La situation s'est tellement détériorée qu'en mars, les bureaux des médiateurs de Colombie et d'Équateur ont lancé, pour la première fois, une alerte rapide binationale indiquant qu'au cours d'une période de six mois, la séquestration et le déplacement de 10 000 Awás indigènes avaient été signalés. Selon l'observatoire des droits de l'homme de l'organisation Unipa, les attaques ont triplé au cours des quatre dernières années et atteignent déjà les pics des années couvertes par l'enquête de la JEP. Ce danger sécuritaire, qui avait déjà donné lieu à des mesures de mise en garde de la part du système interaméricain des droits de l'homme en 2021, a conduit le tribunal à rendre anonymes les noms de tous les indigènes qui ont témoigné, en les appelant simplement "victimes" et en leur attribuant un numéro.
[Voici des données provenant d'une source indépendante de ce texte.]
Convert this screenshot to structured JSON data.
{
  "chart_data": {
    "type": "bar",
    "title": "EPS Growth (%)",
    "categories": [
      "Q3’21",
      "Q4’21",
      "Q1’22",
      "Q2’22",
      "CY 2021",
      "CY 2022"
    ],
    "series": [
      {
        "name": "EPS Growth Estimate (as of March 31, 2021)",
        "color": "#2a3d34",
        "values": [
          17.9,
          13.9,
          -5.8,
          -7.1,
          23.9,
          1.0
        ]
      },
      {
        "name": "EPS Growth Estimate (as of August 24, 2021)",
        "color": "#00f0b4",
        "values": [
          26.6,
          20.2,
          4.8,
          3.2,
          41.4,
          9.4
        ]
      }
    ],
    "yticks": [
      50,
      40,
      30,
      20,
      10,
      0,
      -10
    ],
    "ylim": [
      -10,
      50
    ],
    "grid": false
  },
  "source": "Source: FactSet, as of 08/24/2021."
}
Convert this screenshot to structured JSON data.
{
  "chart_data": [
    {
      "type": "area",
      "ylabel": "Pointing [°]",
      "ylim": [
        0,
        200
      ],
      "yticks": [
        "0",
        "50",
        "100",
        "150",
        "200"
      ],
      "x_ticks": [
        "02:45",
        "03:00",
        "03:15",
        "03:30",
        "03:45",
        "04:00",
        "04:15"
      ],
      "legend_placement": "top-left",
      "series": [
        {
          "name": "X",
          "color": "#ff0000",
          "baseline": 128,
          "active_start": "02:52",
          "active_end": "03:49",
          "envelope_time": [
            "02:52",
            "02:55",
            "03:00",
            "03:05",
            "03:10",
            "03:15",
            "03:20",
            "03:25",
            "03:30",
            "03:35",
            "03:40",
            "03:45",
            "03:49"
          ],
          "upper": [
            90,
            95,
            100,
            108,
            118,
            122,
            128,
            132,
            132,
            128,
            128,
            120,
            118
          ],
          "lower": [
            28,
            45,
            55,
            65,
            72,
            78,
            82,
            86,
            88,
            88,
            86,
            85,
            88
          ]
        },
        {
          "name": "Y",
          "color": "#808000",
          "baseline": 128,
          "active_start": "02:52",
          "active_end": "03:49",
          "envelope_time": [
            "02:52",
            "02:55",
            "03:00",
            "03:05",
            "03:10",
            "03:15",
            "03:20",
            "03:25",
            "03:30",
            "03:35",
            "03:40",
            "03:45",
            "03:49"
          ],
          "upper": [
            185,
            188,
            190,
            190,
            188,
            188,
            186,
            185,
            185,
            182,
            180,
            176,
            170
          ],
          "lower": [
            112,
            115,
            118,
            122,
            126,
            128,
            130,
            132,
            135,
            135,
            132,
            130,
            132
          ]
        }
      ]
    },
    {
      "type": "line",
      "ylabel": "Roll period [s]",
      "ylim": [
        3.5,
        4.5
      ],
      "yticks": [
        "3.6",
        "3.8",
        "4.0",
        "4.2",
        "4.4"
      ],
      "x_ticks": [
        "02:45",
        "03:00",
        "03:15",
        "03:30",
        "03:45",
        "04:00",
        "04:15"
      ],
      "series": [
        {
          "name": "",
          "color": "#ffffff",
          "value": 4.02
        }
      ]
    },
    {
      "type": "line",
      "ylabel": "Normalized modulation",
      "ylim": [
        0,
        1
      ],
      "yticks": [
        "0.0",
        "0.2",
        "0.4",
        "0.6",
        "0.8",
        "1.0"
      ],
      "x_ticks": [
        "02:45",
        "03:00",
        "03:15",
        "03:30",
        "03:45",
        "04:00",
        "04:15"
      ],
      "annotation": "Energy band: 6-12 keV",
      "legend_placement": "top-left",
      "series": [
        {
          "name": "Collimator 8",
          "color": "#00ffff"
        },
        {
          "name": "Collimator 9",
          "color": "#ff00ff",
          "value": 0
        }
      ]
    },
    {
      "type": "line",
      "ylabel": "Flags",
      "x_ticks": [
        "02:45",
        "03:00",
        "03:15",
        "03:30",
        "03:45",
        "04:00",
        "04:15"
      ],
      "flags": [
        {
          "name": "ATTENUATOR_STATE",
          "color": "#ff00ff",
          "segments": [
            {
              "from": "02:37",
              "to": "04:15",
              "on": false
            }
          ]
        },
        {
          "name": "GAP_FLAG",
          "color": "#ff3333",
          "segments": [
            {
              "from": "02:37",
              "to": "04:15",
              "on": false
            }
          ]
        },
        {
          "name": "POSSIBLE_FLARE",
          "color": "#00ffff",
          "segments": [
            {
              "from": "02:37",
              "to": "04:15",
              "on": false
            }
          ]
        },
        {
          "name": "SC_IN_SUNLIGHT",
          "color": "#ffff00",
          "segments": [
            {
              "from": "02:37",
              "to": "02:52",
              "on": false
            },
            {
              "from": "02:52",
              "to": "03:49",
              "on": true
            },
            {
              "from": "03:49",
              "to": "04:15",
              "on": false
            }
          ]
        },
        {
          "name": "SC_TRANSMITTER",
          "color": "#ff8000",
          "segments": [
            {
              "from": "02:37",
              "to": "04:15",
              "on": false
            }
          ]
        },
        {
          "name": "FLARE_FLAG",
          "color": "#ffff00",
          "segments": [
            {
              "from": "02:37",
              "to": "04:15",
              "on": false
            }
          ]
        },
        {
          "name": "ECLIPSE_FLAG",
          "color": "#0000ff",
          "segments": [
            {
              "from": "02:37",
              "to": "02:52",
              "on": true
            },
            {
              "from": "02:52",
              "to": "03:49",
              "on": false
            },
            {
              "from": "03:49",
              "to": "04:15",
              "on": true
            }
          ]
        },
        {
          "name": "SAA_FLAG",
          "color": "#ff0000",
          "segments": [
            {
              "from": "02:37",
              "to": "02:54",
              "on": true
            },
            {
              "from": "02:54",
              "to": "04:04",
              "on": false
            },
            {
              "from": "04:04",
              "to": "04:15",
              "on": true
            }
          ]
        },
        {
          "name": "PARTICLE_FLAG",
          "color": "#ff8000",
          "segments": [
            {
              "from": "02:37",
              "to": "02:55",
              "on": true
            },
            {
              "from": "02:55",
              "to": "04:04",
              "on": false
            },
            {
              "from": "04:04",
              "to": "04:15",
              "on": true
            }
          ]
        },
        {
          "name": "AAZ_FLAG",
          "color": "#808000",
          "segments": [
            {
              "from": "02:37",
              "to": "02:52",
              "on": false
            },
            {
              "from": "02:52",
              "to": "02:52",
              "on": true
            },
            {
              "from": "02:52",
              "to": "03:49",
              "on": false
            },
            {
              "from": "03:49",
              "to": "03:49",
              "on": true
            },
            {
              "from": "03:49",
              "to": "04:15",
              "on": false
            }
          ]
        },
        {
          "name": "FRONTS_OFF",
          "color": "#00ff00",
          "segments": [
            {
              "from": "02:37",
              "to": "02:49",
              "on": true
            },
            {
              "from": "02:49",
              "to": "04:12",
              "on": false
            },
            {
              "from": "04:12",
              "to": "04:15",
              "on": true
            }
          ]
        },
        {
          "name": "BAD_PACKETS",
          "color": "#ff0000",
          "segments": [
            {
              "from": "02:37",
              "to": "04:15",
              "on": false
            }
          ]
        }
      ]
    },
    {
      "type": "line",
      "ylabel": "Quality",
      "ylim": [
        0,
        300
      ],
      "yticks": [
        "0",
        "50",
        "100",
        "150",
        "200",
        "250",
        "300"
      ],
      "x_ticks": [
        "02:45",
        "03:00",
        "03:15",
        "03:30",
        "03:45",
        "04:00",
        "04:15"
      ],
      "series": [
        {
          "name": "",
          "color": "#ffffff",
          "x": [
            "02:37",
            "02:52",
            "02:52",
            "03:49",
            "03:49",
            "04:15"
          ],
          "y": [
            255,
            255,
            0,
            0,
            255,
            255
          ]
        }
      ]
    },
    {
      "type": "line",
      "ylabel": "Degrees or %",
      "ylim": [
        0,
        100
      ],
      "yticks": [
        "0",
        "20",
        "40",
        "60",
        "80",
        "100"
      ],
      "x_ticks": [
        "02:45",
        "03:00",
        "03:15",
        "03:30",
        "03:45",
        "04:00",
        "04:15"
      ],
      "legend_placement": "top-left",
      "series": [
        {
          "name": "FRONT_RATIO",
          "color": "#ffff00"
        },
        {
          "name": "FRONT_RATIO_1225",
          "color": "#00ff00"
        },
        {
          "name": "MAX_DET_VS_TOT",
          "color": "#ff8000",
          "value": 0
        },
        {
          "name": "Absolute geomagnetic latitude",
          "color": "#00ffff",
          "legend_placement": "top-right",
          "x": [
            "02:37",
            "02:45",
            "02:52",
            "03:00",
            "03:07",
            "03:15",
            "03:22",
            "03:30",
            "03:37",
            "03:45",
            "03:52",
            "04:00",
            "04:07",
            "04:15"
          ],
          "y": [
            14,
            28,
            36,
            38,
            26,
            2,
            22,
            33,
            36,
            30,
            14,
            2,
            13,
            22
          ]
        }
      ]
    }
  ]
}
Ce n'est pas la première fois qu'une avancée juridique est suivie d'une vague de violence. Neuf jours seulement après que la Cour constitutionnelle eut déterminé en 2009 – dans un arrêt considéré comme emblématique – que les Awá et 29 autres peuples indigènes couraient un "risque élevé d'extermination culturelle ou physique" en raison du conflit armé, le tristement célèbre massacre de Tortugaña Telembí a eu lieu.
"Les tentatives les plus audacieuses de pluralisme juridique en Colombie"
Cette vague d'attaques contre les Awá, au moment même où ils travaillaient avec la JEP pour documenter les crimes des FARC à leur encontre et où ils entrevoyaient enfin une justice qui leur échappait, démontre les limites de la justice transitionnelle face à la violence actuelle. Elle est entravée par une contrainte temporelle d'une part, puisque le tribunal ne peut enquêter que sur des actes commis jusqu'en 2016, mais aussi par sa focalisation sur certains auteurs, puisqu'il ne peut se concentrer que sur les FARC et les agents de l'État mais pas sur les groupes dédiés au crime organisé ou au trafic de drogue – deux aspects de son mandat censés donner à la JEP une plus grande chance de rendre justice.
"Nous sommes dans un scénario de justice transitionnelle où le conflit armé se poursuit, où une guérilla a été démobilisée, mais où nous sommes loin de la fin de la guerre. Cela n'enlève rien au sens et à la valeur des voies de justice proposées, qui sont les tentatives les plus audacieuses de pluralisme juridique que nous ayons vues en Colombie", explique l'avocate et historienne Gloria Lopera, qui a étudié l'histoire juridique des territoires indigènes. Le fruit de ce travail interculturel est l'une des propositions existantes pour une sanction réparatrice, qui envisage la reconstruction par d'anciens guérilleros des FARC – y compris les accusés mais aussi d'autres personnes – d'une maison de la sagesse et la restauration des écosystèmes de Tortugaña Telembí.
Pour Lopera, ces avancées sont le résultat de la diversité de la composition de la JEP – qui compte quatre juges indigènes et quatre juges afro – et de sa décision de prendre au sérieux le dialogue interculturel. "Elles ne viennent pas de nulle part", dit-elle.